To do this, try soaking a cotton pad in warm water and applying it to the bruise.
Taking over-the-counter medications
Nonsteroidal anti-inflammatory drugs, called NSAIDs, can help alleviate pain while reducing swelling around the bruise.
Having a bruise-healing diet
Certain foods may help strengthen blood vessels and promote overall skin health. Some foods that may help minimize, prevent, or heal bruises include:
- Pineapple: This contains a group of enzymes called bromelain, which may help prevent inflammation and reduce the severity and persistence of bruises.
- Foods rich in quercetin: The plant pigment quercetin may help strengthen blood vessels and ease inflammation. The following foods are good sources of quercetin:
- citrus fruits
- dark berries
- red onions
- leafy greens
- Foods rich in zinc: This metal helps strengthen tissues and promote healing.
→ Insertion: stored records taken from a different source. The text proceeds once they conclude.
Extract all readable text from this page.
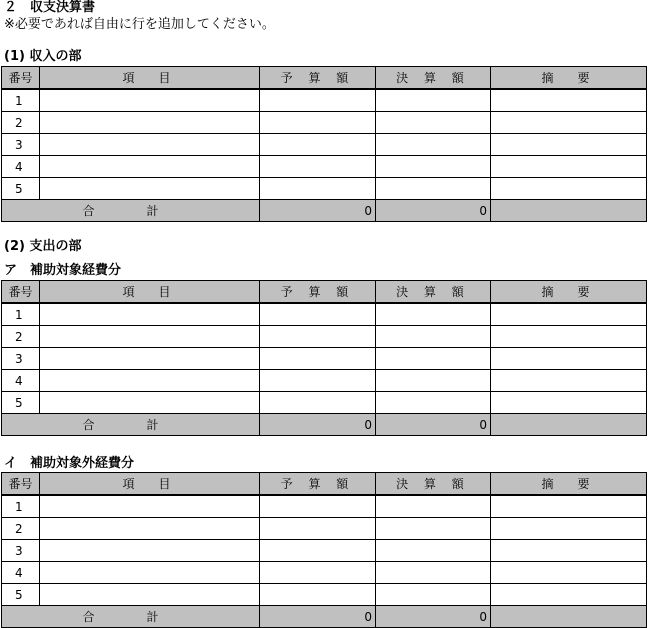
２　収支決算書
※必要であれば自由に行を追加してください。
(1) 収入の部
番号	項　目	予 算 額	決 算 額	摘　要
1				
2				
3				
4				
5				
合　計		0	0	
(2) 支出の部
ア　補助対象経費分
番号	項　目	予 算 額	決 算 額	摘　要
1				
2				
3				
4				
5				
合　計		0	0	
イ　補助対象外経費分
番号	項　目	予 算 額	決 算 額	摘　要
1				
2				
3				
4				
5				
合　計		0	0	
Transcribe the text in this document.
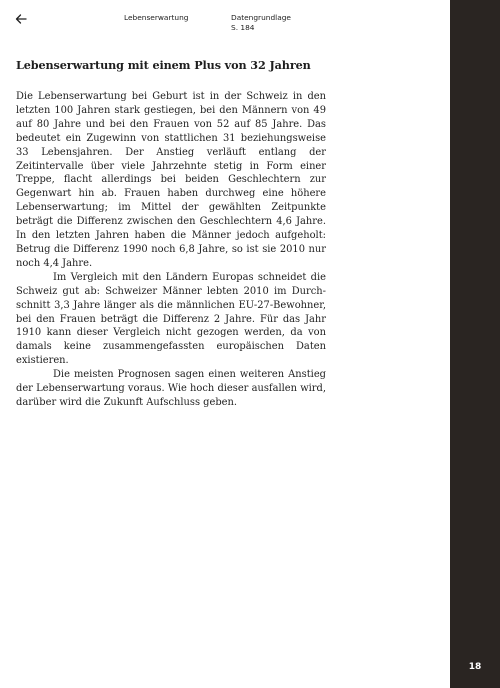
Lebenserwartung	Datengrundlage
S. 184
Lebenserwartung mit einem Plus von 32 Jahren

Die Lebenserwartung bei Geburt ist in der Schweiz in den letzten 100 Jahren stark gestiegen, bei den Männern von 49 auf 80 Jahre und bei den Frauen von 52 auf 85 Jahre. Das bedeutet ein Zugewinn von stattlichen 31 beziehungsweise 33 Lebensjahren. Der Anstieg verläuft entlang der Zeitintervalle über viele Jahrzehnte stetig in Form einer Treppe, flacht allerdings bei beiden Geschlechtern zur Gegenwart hin ab. Frauen haben durchweg eine höhere Lebenserwartung; im Mittel der gewählten Zeitpunkte beträgt die Differenz zwischen den Geschlechtern 4,6 Jahre. In den letzten Jahren haben die Männer jedoch aufgeholt: Betrug die Differenz 1990 noch 6,8 Jahre, so ist sie 2010 nur noch 4,4 Jahre.

Im Vergleich mit den Ländern Europas schneidet die Schweiz gut ab: Schweizer Männer lebten 2010 im Durchschnitt 3,3 Jahre länger als die männlichen EU-27-Bewohner, bei den Frauen beträgt die Differenz 2 Jahre. Für das Jahr 1910 kann dieser Vergleich nicht gezogen werden, da von damals keine zusammengefassten europäischen Daten existieren.

Die meisten Prognosen sagen einen weiteren Anstieg der Lebenserwartung voraus. Wie hoch dieser ausfallen wird, darüber wird die Zukunft Aufschluss geben.

18
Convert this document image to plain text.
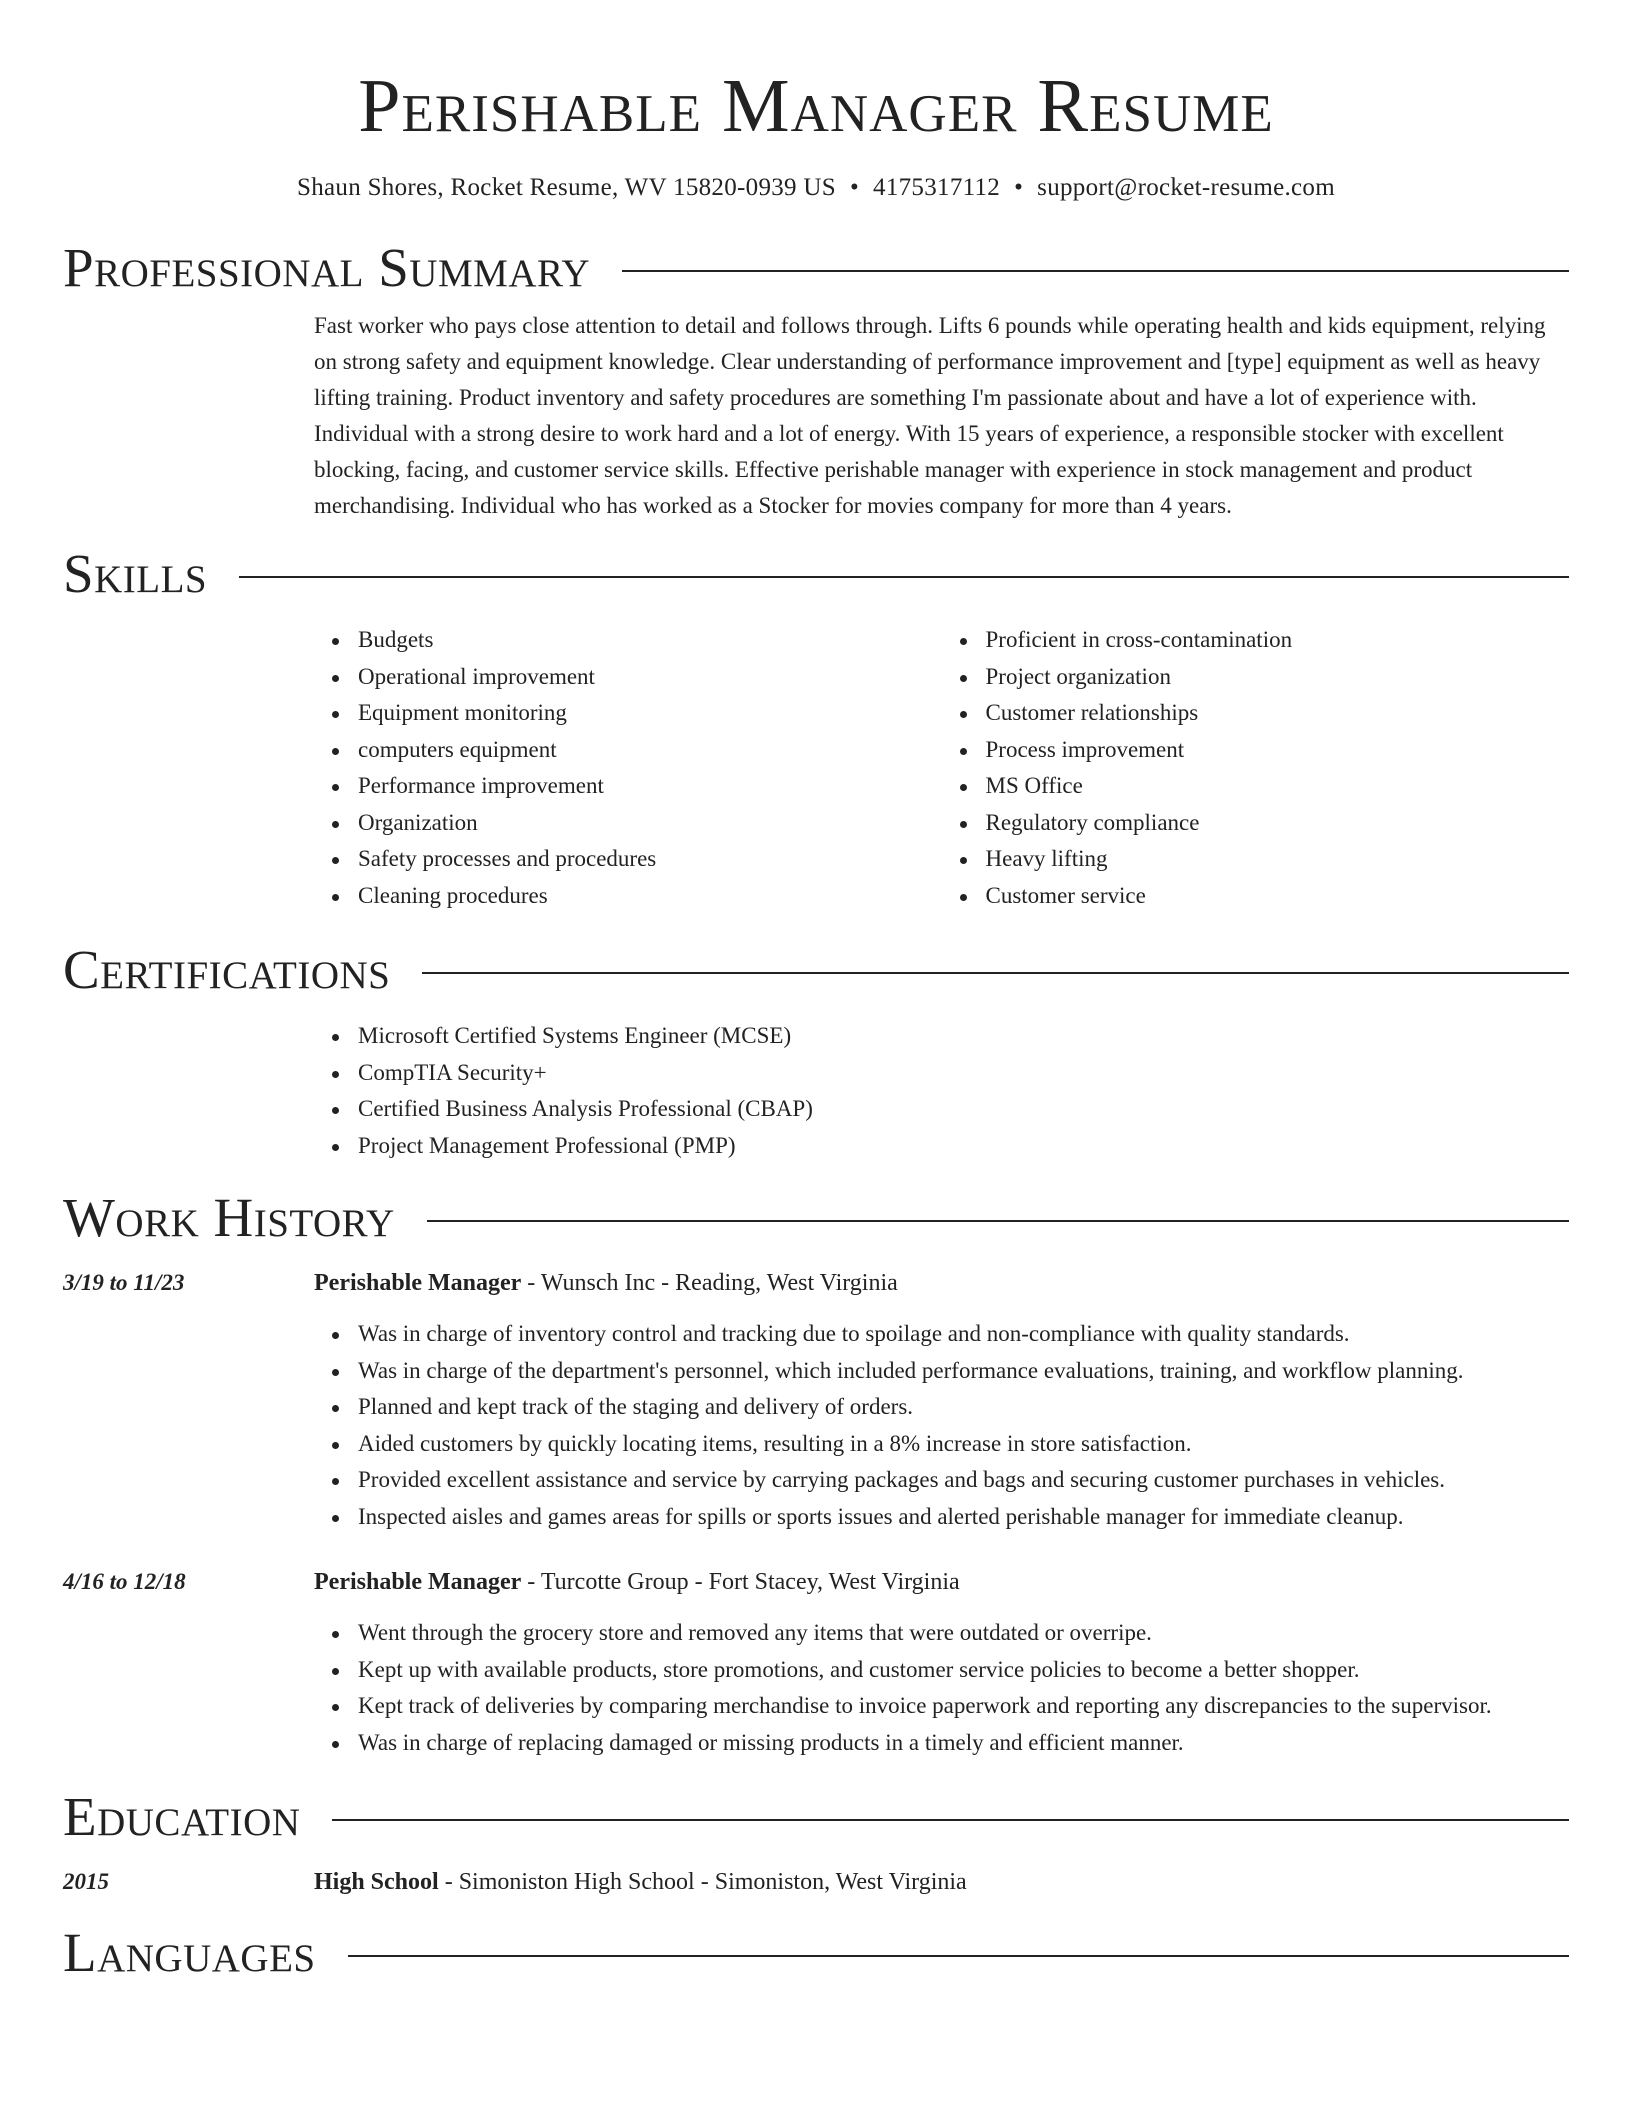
Perishable Manager Resume
Shaun Shores, Rocket Resume, WV 15820-0939 US • 4175317112 • support@rocket-resume.com
Professional Summary

Fast worker who pays close attention to detail and follows through. Lifts 6 pounds while operating health and kids equipment, relying on strong safety and equipment knowledge. Clear understanding of performance improvement and [type] equipment as well as heavy lifting training. Product inventory and safety procedures are something I'm passionate about and have a lot of experience with. Individual with a strong desire to work hard and a lot of energy. With 15 years of experience, a responsible stocker with excellent blocking, facing, and customer service skills. Effective perishable manager with experience in stock management and product merchandising. Individual who has worked as a Stocker for movies company for more than 4 years.

Skills
Budgets
Operational improvement
Equipment monitoring
computers equipment
Performance improvement
Organization
Safety processes and procedures
Cleaning procedures
Proficient in cross-contamination
Project organization
Customer relationships
Process improvement
MS Office
Regulatory compliance
Heavy lifting
Customer service
Certifications
Microsoft Certified Systems Engineer (MCSE)
CompTIA Security+
Certified Business Analysis Professional (CBAP)
Project Management Professional (PMP)
Work History
3/19 to 11/23	Perishable Manager - Wunsch Inc - Reading, West Virginia
Was in charge of inventory control and tracking due to spoilage and non-compliance with quality standards.
Was in charge of the department's personnel, which included performance evaluations, training, and workflow planning.
Planned and kept track of the staging and delivery of orders.
Aided customers by quickly locating items, resulting in a 8% increase in store satisfaction.
Provided excellent assistance and service by carrying packages and bags and securing customer purchases in vehicles.
Inspected aisles and games areas for spills or sports issues and alerted perishable manager for immediate cleanup.
4/16 to 12/18	Perishable Manager - Turcotte Group - Fort Stacey, West Virginia
Went through the grocery store and removed any items that were outdated or overripe.
Kept up with available products, store promotions, and customer service policies to become a better shopper.
Kept track of deliveries by comparing merchandise to invoice paperwork and reporting any discrepancies to the supervisor.
Was in charge of replacing damaged or missing products in a timely and efficient manner.
Education
2015	High School - Simoniston High School - Simoniston, West Virginia
Languages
The following foods are a good source of zinc:
- Foods rich in vitamin K: A vitamin K deficiency can cause a person to bruise easily. To minimize the risk, eat vitamin K-rich foods, such as:
- leafy greens
- Brussels sprouts
- Protein-rich foods: Protein helps strengthen blood vessels and other tissues. Opt for sources low in saturated fats and cholesterol, such as:
- poultry without the skin
- lean cuts of meat
A black eye is a normal reaction to an injury in the delicate eye area. Most black eyes heal on their own in a few weeks without the need for medical treatment.
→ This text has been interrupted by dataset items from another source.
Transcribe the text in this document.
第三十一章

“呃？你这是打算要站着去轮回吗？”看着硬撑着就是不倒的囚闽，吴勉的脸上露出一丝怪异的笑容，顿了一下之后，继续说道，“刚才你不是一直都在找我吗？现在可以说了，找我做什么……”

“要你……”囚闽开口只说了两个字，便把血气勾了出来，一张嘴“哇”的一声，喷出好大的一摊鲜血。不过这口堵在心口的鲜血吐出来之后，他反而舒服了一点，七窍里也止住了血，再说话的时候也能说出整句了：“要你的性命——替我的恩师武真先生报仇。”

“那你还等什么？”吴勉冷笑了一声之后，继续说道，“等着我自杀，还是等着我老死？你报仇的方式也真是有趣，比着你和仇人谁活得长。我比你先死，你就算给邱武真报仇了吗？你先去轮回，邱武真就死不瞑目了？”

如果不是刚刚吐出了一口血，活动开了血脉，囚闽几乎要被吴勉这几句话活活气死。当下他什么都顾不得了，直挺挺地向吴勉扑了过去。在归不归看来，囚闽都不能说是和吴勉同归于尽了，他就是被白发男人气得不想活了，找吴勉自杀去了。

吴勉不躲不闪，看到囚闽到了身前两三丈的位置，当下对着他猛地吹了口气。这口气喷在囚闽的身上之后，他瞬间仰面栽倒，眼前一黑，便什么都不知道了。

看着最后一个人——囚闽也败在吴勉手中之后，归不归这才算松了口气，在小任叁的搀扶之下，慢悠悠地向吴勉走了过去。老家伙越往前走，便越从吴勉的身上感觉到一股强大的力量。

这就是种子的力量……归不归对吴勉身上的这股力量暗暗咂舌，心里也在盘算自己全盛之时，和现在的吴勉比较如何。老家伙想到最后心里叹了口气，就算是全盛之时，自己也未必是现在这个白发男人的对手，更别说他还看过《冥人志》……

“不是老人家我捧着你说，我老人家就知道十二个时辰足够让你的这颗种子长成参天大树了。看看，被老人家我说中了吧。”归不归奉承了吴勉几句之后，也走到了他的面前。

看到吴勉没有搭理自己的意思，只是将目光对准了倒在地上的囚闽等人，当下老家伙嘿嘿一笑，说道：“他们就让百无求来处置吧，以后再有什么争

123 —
However, a person should see a doctor if they have any of the following:
- a black eye that develops with no clear cause
- a black eye that does not go away within 3 weeks
- severe pain or swelling
- heat or pus in the area
- blurred vision
- a persistent headache
- a fever or chills
If any of the following accompany a black eye, the eye socket may be broken:
- bleeding in the white of the eye
- any numbness around the eye
- inability to move the eye
- light sensitivity
- a drooping eyelid
- a bulging or sunken eye
- a flattened cheek
In this case, the person needs professional treatment.
- a headache
- trouble seeing
- light sensitivity
- an enlarged or irregularly shaped pupil
- ringing in the ears
- trouble with memory and concentration
- difficulty sleeping
Concussion can be serious, even if the symptoms seem mild. Anyone who may have this issue should receive medical attention right away.
A black eye happens when an injury to the area causes blood vessels beneath the skin to burst. This causes blood to pool just beneath the surface of the skin, creating a bruise around the eye.
Most bruises heal on their own within a few weeks. In the meantime, home care strategies can help. A person might try using an ice pack wrapped in a towel right away, using a warm compress after the bruise has developed, and taking over-the-counter medications to alleviate the swelling and pain.
Certain health issues and medications can cause a person to bruise more easily. Anyone who has persistent or frequent bruising should consult a doctor — especially if there is no clear cause.